63.La façon dont une procédure pénale se déroule peut avoir des effets sur l’exercice et la jouissance de droits et garanties contenus dans le Pacte et qui n’ont pas de rapport avec l’article 14. Ainsi, par exemple, le fait de laisser en souffrance pendant des années, en violation de l’alinéa c du paragraphe 3 de l’article 14 du Pacte, la mise en accusation pour diffamation d’un journaliste qui a publié certains articles, en violation de l’alinéa c du paragraphe 3 de l’article 14, peut placer l’inculpé dans une situation d’incertitude et d’intimidation et avoir un effet très dissuasif qui restreint indûment l’exercice du droit à la liberté d’expression (art. 19 du Pacte). De même, faire durer une procédure plusieurs années en contravention de l’alinéa c du paragraphe 3 de l’article 14 peut constituer une violation du droit d’un individu de quitter son propre pays tel qu’il est garanti au paragraphe 2 de l’article 12 du Pacte, si l’intéressé est obligé de rester dans ce pays tant que la procédure est pendante.

64.En ce qui concerne le droit d’accéder, dans des conditions générales d’égalité, aux fonctions publiques de son pays, garanti à l’alinéa c de l’article 25 du Pacte, la révocation de juges en violation de cette disposition peut constituer une violation de cette garantie considérée à la lumière du paragraphe 1 de l’article 14 qui prévoit l’indépendance du pouvoir judiciaire.
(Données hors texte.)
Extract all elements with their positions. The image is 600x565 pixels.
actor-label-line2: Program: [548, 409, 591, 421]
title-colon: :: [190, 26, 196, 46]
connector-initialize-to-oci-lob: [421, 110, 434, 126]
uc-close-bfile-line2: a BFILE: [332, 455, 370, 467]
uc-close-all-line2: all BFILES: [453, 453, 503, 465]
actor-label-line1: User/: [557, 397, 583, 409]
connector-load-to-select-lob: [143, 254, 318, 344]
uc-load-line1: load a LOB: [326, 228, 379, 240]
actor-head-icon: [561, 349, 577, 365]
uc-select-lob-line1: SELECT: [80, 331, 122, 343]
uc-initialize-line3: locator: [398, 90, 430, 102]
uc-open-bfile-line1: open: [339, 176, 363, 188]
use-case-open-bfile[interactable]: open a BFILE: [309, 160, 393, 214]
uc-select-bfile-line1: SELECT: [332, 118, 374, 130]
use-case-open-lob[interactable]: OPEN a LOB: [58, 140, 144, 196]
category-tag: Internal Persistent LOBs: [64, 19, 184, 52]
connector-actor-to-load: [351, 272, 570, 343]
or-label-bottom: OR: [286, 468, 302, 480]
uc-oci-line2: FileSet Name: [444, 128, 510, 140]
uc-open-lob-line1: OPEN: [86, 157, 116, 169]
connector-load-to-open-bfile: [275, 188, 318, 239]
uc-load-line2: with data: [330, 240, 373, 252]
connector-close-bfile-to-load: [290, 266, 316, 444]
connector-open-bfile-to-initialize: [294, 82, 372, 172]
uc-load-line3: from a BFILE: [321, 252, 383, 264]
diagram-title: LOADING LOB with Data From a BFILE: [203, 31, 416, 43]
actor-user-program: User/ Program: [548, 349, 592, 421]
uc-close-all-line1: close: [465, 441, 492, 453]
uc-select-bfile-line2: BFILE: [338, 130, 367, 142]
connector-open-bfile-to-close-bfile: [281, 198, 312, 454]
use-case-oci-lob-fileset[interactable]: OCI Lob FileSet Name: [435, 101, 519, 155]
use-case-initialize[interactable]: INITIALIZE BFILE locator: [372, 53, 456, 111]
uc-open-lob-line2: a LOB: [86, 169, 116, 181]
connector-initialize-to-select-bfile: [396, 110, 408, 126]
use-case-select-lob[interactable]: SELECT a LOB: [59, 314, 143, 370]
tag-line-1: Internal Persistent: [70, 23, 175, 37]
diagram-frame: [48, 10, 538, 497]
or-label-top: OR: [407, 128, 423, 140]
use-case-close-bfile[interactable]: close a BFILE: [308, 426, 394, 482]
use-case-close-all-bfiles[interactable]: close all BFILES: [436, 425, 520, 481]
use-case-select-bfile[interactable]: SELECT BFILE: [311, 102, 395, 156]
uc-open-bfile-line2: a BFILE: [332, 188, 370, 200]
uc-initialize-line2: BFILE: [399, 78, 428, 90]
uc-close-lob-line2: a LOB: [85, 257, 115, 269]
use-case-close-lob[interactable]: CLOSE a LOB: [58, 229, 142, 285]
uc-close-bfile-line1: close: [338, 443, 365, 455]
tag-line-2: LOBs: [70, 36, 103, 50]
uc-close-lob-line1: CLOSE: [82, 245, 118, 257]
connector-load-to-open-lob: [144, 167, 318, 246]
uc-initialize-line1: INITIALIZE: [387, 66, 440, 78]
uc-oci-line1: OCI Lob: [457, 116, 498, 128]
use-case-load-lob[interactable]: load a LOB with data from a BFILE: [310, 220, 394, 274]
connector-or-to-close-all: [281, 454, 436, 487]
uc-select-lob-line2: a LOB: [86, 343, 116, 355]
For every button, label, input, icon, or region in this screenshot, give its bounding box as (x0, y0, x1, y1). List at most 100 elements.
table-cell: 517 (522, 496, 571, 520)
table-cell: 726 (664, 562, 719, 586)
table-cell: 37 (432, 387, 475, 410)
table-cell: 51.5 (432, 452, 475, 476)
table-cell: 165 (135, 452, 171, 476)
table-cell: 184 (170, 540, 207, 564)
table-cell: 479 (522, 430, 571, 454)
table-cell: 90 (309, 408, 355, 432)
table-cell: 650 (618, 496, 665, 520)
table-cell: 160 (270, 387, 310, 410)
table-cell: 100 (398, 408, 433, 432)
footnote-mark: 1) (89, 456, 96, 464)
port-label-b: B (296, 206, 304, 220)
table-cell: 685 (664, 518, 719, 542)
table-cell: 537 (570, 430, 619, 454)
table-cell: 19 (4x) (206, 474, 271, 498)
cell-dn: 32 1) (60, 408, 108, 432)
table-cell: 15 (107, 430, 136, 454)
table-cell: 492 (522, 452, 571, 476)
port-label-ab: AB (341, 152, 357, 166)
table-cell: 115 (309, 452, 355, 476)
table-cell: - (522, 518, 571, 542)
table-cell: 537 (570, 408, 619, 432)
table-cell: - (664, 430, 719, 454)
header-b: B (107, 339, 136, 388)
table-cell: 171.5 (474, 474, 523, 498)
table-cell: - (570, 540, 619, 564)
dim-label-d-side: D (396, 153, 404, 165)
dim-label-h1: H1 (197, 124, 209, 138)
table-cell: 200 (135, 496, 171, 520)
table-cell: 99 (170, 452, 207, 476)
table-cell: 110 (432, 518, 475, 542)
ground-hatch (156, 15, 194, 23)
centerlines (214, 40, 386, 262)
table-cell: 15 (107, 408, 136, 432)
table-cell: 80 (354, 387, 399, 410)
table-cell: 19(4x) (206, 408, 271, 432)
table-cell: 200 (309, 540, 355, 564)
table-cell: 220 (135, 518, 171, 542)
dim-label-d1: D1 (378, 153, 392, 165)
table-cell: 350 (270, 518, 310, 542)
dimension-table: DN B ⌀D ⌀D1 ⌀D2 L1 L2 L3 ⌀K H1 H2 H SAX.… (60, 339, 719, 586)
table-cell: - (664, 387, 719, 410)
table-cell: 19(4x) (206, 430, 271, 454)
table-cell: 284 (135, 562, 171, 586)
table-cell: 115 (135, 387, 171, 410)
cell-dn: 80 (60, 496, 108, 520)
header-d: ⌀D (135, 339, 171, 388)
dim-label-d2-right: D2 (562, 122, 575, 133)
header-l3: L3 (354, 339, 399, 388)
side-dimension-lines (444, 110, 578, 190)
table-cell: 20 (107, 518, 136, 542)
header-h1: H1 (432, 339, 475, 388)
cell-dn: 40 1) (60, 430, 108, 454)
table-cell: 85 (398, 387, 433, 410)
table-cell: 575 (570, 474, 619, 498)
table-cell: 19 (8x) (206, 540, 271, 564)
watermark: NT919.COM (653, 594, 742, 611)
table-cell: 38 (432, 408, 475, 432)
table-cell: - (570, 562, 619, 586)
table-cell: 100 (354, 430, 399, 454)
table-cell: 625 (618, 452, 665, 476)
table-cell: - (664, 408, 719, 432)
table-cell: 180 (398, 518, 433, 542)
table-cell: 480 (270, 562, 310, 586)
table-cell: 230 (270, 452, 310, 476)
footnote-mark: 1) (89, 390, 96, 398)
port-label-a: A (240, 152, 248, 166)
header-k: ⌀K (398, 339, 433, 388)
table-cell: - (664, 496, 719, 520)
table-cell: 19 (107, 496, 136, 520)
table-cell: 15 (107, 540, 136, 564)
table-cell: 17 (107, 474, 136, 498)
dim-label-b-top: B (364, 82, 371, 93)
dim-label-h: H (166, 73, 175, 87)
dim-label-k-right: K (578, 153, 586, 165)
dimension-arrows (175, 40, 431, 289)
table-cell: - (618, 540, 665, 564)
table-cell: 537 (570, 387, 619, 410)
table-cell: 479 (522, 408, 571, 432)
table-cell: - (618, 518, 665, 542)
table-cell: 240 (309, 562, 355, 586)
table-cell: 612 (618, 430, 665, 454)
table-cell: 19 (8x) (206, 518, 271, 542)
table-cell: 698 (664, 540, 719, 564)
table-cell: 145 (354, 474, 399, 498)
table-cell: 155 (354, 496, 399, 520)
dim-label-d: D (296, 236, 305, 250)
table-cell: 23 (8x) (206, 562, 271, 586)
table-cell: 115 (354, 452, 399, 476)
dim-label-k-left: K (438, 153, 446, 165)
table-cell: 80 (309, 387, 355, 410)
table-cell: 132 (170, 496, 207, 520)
65.Les lois de procédure, ou leur application, qui établissent des distinctions fondées sur l’un quelconque des motifs énoncés au paragraphe 1 de l’article 2 et à l’article 26, ou ignorent le droit égal des hommes et des femmes visé à l’article 3 de jouir des garanties énoncées à l’article 14 du Pacte, violent non seulement l’obligation faite au paragraphe 1 de cet article qui dispose que «tous sont égaux devant les tribunaux et les cours de justice», mais peut aussi constituer une discrimination.